When he succumbs to a dangerous anger in his private trauma, he has the insight to isolate himself, and when that fails, he has the self-awareness to stop short of beating the helpless Metatron to death because he can still draw a clear distinction between an enemy and a threat. He knows how dangerous he is and warns people when it's viable to do so. He does everything in his power to see that he's safely restrained when Rowena's slavering-killer spell overtakes him, when he knows the choice is going to be taken out of his hands. The rest of the time his self-control is epic. Even the tired, kind and caring dad!Cas of season 13/14 is first and foremost a soldier making a soldier's choices with a soldier's strategy, a defender rather than an aggressor. Somehow, even with the shocking death toll he's racked up, he's a protector figure, not something out of a nightmare. Just like the Winchesters.

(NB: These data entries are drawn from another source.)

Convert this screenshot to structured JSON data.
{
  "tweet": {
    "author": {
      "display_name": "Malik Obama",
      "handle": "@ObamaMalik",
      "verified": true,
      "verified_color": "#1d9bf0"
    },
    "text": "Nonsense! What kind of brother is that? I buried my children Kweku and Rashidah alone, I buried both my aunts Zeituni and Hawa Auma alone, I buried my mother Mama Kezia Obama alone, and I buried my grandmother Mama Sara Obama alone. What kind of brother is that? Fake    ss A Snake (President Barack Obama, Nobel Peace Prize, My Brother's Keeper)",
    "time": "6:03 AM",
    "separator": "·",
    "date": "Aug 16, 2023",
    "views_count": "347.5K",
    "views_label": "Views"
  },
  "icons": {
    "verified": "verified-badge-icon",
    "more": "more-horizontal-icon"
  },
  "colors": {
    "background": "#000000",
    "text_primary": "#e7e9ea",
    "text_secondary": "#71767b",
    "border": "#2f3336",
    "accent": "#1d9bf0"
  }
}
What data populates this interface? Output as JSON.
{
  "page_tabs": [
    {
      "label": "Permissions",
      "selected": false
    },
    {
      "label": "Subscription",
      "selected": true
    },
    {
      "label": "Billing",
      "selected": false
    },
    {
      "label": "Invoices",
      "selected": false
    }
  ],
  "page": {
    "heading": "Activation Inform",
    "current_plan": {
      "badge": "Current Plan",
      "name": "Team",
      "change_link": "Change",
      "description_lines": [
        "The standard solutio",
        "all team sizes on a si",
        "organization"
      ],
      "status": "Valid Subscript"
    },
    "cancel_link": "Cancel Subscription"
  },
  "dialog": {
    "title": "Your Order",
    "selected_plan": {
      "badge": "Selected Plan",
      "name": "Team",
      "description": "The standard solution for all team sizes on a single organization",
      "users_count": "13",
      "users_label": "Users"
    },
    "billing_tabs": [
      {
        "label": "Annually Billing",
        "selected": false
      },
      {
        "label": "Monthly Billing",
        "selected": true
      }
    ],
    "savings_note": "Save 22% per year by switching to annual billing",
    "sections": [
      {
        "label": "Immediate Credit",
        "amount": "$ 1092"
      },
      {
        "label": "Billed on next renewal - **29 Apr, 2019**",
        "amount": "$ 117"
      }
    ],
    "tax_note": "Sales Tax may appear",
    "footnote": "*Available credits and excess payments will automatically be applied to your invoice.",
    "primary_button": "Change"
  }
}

It's like he's helpless to prevent his part in harming Heaven, even as he's the one stabbing and exploding his siblings all over the place. Mind you, the other angels never learn. They keep coming at him with pointy things and/or threatening the Winchesters, and when they do occasionally manage to take him off the board, Chuck puts him right back. As of S14, even Naomi seems to have grasped that making Castiel choose between his own kind and his adopted family isn't a survival strategy. I'm not optimistic that any of the angels (bar semi-angelic Jack, I guess) will be left standing by the series finale. The shape of the story seems to demand that they move over to make way for a better tomorrow - along with God. But if God's the one writing the story, it's unlikely to be that simple!
Poor (killy stabby fallen fratricidal) Castiel.